Ka Hsaw Wa - Ka Hsaw Wa is the co-founder and co-director of EarthRights International, a nongovernmental organization focused on human rights and environmental problems worldwide. He is a member of the Karen ethnic nationality in Burma and has been a human rights activist since he fled Burma in 1988. He is a recipient of the Goldman Environmental Prize, Reebok Human Rights Award and the Conde Nast Environmental Award. Ka Hsaw Wa directs field operations for EarthRights International and speaks extensively in the United States and abroad about human rights and environmental violations and corporate accountability.

Tal Klement - Tal Klement graduated from the University of California at Berkeley in 1995 and received his J.D from Yale and his M.P.P. from the Kennedy School of Government at Harvard University in 2001. He is currently a law clerk for Associate Justice Carlos Moreno of the California Supreme Court.

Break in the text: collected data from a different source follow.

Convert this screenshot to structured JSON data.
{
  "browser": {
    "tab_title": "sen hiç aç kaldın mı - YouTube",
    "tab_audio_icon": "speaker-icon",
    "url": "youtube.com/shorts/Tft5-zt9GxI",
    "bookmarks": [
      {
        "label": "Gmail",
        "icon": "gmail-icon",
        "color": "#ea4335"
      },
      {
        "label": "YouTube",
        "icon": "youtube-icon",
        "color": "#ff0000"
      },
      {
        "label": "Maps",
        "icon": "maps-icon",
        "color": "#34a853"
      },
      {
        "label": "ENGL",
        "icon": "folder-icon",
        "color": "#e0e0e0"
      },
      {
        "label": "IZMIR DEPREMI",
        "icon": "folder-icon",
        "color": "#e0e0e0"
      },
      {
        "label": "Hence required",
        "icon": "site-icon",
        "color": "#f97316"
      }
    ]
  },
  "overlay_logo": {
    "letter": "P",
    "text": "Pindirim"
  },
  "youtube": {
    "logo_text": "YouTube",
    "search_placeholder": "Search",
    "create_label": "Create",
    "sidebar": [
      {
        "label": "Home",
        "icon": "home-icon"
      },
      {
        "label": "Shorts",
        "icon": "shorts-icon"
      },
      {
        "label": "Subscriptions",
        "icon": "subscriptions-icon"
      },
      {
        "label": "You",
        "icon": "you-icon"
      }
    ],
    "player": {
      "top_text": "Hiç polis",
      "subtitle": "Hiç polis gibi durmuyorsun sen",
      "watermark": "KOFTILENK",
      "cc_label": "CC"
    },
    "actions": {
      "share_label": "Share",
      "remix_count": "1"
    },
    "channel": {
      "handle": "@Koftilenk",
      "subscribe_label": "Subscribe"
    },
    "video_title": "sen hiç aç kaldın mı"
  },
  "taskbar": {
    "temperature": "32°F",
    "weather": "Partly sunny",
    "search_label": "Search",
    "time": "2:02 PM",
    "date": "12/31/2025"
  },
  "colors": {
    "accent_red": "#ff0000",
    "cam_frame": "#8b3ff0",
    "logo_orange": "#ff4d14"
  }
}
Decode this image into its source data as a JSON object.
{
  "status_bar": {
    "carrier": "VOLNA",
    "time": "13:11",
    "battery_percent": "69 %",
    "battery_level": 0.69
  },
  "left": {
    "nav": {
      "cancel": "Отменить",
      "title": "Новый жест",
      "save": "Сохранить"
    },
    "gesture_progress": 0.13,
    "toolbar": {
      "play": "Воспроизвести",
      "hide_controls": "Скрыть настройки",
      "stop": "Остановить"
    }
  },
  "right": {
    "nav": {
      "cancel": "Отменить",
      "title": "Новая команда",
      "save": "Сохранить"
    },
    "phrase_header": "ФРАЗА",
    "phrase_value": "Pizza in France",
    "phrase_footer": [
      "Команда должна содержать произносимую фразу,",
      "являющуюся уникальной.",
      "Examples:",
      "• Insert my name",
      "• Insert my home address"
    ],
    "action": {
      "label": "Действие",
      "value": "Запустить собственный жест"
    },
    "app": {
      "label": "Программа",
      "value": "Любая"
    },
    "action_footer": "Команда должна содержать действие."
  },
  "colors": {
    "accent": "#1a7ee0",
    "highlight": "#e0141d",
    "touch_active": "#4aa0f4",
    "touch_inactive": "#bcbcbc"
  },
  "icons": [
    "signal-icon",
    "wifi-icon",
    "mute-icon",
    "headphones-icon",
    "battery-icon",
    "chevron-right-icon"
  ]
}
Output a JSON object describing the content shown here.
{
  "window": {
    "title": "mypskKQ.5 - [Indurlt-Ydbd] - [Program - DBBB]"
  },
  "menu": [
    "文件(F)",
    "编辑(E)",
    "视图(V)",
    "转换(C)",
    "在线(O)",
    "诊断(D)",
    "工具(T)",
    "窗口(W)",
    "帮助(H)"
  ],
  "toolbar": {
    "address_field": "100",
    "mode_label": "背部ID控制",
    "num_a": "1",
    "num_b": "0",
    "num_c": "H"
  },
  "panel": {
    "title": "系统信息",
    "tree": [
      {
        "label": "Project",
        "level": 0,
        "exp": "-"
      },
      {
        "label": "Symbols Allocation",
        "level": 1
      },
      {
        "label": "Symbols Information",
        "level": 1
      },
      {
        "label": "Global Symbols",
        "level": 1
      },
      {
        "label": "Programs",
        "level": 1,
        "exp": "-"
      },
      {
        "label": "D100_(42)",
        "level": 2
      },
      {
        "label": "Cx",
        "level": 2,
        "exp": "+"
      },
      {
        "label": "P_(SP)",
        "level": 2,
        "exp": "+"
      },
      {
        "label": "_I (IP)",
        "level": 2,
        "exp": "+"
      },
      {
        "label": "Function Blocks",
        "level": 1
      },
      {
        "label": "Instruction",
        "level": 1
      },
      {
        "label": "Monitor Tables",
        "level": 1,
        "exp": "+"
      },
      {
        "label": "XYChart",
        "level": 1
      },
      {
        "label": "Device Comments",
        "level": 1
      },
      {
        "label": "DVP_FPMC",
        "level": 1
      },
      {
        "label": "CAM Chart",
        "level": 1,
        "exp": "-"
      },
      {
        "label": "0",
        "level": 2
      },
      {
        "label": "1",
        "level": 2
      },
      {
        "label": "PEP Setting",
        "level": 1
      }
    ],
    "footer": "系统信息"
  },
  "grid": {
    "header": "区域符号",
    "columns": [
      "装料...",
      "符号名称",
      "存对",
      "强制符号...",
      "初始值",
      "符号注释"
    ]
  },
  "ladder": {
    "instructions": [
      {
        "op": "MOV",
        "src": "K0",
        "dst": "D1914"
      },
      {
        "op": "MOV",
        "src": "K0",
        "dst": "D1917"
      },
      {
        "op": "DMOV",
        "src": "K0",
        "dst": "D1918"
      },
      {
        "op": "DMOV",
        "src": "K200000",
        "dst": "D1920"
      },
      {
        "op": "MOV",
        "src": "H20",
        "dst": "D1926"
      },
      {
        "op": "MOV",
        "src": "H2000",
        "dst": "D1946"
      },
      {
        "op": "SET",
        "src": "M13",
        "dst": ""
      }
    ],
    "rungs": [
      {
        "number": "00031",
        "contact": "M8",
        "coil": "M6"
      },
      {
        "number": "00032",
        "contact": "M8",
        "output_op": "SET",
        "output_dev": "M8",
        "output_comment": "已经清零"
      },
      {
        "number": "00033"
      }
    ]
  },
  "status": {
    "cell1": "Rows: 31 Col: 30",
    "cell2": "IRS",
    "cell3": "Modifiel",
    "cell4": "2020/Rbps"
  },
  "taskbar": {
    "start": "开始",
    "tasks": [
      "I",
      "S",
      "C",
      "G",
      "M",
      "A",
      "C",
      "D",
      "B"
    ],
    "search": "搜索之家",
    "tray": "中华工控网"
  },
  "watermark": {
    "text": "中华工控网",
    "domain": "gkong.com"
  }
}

Mari J. Matsuda - Mari J. Matsuda is a Professor of Law at the Georgetown University Law Center. She has also taught at the University of California at Los Angeles School of Law, the University of Hawaii School of Law, Stanford Law School, and the University of Hiroshima. Professor Matsuda has written many wellknown articles on constitutional law and jurisprudential issues, such as hate speech, affirmative action, and feminist theory. Her books include Called from Within; Words that Wound; We Won’t Go Back, Making a Case for Affirmative Action; and Where is Your Body?

David Millon - David Millon is Associate Dean for Academic Affairs and J.B. Stombock Professor of Law at Washington and Lee University. He holds a law degree from Harvard and a Ph.D. from Cornell. He has published numerous articles on corporate law and has also written about English legal history.

Elizabeth Siggins - Elizabeth Siggins currently works on juvenile and criminal justice policies for the California State Senate. She graduated with a Masters Degree in Public Policy from Harvard’s Kennedy School of Government and an undergraduate degree from the University of California at Berkeley. She has worked with a number of community-based organizations on both the east and west coasts in efforts to address, through both advocacy and service, some of the many challenges facing (as well as those created by) our criminal justice “system.”

Kellye Testy -

Cheryl L. Wade - Cheryl L. Wade is the Harold F. McNiece Professor of Law at St. John’s University School of Law. She teaches Law and Race, Business Organizations, Corporate Governance and Accountability, and Torts. She has written law review articles on securities, corporate, and education law. One of her recent articles was listed in The National Law Journal’s “Worth Reading” column. Prior to joining the faculty at St. John’s Law School, Professor Wade served on the faculty at Hofstra Law School. Before joining Hofstra’s faculty, Professor Wade was an associate in the corporate department of the New York City law firm Paul, Weiss, Rifkind, Wharton & Garrison.

Alice Walker -

Howard Zinn - Howard Zinn is a distinguished historian, professor, political theorist, social activist, playwright, and author. He has taught at Spelman College and Boston University. He has also been a history fellow at Harvard University and a visiting professor at the University of Paris and the University of Bologna. Professor Zinn has authored over twenty books and plays. His seminal book, A People’s History of the United States: 1492 to the Present, is widely used in college classrooms.